Sektiererischer Terrorismus
In den letzten Jahren haben immer wieder sektiererische Gruppen zum Mittel des Terrorismus gegriffen. Ähnlich wie religiös-fundamentalistische Gruppen sehen sie ihr Handeln durch eine höhere Macht legitimiert. Grundlage bilden hier jedoch nicht die großen Religionen, sondern Offenbarungs- und Verschwörungstheorien, apokalyptische und diffuse religiöse Vorstellungen. In Japan verübte die Aum Sekte ("höchste Wahrheit") am 20. März 1995 Giftgasanschläge mit dem Nervengas Sarin auf die U-Bahn Tokyos, bei denen 12 Personen starben und über 4.000 verletzt wurden. Die in den 80er Jahren von dem Wunderheiler Shoko Asahara gegründete totalitäre Sekte sah in den Anschlägen die einzige Möglichkeit, einen drohenden Untergang Japans zu verhindern und ein Reich des Friedens zu schaffen. Zu ihren stärksten Zeiten zählte sie etwa 10.000 Anhänger, dazu kamen etwa 30.000 in Russland.
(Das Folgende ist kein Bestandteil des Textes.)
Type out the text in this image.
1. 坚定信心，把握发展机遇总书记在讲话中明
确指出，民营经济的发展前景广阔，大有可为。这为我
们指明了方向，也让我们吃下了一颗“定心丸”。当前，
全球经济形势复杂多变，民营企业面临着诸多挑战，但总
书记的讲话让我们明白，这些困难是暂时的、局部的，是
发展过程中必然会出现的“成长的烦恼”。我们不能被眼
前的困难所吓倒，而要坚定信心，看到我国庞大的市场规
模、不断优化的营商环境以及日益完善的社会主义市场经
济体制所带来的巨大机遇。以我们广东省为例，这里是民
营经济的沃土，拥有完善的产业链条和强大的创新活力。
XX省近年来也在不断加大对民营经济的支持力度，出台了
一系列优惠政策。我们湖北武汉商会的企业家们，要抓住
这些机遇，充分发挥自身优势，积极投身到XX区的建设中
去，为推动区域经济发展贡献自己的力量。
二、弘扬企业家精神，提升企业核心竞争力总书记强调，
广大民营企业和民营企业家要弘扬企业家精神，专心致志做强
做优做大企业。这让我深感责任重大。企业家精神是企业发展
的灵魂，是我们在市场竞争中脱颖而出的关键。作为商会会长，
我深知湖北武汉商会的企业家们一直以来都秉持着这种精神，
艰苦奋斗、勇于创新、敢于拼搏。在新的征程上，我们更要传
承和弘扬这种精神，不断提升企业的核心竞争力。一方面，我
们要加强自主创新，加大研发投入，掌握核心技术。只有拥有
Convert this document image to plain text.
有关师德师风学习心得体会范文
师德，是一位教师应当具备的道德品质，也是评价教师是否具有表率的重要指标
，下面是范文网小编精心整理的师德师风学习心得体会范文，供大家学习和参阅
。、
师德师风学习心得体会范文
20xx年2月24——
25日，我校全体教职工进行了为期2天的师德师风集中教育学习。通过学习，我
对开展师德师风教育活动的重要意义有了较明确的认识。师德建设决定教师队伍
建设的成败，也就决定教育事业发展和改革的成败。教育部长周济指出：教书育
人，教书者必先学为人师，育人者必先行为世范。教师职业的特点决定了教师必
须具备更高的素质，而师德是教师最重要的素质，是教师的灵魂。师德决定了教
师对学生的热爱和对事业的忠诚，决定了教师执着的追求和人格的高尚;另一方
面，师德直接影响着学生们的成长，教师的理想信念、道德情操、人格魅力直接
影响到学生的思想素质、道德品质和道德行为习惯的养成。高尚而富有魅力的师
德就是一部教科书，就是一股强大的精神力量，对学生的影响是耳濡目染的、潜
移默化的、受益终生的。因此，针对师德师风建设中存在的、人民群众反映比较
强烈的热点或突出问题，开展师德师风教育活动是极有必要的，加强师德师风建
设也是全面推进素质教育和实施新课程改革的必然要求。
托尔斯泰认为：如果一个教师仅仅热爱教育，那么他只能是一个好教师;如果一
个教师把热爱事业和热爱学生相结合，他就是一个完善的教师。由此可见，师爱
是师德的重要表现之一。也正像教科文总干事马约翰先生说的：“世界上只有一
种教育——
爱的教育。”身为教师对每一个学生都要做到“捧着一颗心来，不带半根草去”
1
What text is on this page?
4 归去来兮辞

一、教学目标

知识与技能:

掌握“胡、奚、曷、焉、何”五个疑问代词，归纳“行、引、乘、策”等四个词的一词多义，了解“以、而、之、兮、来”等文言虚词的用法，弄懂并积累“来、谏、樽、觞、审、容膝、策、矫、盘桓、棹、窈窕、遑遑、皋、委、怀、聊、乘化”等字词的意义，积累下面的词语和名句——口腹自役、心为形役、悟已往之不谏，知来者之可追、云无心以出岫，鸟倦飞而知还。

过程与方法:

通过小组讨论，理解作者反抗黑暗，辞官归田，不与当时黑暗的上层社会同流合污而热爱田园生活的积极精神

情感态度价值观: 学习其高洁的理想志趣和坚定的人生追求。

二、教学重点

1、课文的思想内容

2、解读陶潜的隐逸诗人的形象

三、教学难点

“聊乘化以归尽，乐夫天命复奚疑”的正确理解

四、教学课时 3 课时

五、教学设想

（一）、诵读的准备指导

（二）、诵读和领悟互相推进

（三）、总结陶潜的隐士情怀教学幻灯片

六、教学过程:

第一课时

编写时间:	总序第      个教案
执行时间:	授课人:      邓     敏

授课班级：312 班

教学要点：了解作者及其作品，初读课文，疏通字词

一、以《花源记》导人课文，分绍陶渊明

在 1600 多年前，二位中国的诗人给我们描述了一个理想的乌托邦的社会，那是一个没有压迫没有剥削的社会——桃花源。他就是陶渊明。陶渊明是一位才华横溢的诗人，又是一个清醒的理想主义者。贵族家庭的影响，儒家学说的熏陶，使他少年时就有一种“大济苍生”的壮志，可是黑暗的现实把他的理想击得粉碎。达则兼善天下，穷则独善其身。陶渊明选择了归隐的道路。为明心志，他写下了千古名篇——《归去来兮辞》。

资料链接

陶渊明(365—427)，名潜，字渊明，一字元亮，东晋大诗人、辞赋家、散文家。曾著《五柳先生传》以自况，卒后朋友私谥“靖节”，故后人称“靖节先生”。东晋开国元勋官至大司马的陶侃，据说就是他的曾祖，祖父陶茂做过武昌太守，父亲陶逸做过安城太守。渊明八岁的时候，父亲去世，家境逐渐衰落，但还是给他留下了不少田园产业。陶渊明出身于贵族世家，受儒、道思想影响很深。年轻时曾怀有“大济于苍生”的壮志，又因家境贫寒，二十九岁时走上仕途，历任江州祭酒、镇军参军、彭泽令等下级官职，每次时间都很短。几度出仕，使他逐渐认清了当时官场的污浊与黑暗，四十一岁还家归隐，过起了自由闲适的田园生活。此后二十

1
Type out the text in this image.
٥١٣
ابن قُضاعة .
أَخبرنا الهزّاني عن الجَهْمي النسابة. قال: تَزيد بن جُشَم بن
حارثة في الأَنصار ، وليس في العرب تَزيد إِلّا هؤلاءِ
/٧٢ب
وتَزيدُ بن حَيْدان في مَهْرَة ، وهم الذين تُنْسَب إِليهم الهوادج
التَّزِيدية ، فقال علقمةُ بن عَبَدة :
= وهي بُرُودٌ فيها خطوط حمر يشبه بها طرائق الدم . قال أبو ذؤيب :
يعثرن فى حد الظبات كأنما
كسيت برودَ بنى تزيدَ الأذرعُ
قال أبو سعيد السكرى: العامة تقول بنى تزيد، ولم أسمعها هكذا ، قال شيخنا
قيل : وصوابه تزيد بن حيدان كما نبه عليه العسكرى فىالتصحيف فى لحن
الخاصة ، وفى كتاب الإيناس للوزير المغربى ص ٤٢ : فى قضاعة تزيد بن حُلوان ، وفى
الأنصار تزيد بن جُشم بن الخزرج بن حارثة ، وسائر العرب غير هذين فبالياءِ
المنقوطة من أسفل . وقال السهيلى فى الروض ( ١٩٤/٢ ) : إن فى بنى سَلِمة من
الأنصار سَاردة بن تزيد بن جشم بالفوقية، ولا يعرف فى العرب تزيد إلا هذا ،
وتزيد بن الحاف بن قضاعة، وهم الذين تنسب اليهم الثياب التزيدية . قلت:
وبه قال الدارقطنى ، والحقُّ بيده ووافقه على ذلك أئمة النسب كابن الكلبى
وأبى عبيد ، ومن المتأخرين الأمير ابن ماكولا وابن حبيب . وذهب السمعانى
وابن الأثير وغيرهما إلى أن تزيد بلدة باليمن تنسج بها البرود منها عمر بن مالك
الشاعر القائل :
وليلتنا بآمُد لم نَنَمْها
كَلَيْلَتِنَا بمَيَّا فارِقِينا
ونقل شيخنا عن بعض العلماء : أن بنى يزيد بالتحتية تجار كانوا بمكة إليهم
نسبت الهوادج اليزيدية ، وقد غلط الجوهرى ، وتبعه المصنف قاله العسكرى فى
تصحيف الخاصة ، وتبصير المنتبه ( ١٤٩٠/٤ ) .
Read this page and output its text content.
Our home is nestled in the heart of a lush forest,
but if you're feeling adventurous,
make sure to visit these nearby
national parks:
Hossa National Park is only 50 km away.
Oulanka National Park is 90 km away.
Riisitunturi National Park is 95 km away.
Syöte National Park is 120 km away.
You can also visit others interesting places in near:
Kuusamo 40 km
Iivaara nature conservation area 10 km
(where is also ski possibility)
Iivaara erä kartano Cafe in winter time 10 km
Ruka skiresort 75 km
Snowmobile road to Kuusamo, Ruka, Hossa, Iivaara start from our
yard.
Innerhalb der religiösen Rechten in den USA, der Christian Patriots, gibt es ebenfalls sektiererische Elemente. Sie sehen das ursprüngliche Amerika von einer Verschwörung aus UNO, Judentum und Schwarzen bedroht, die versuchen, mit Hilfe der Washingtoner Zentralregierung alle Amerikaner zu entwaffnen und zu versklaven. Um dies zu verhindern bildeten sich in vielen Bundesstaaten Bürgerwehren und Milizen. So soll die Militia of Montana (MOM) über 12.000 Mitglieder verfügen. Aus diesem Umfeld stammte Timmothy McVeigh, der 1995 einen Bombenanschlag auf eine Bundesbehörde in Oklahoma verübte und in-zwischen hingerichtet wurde.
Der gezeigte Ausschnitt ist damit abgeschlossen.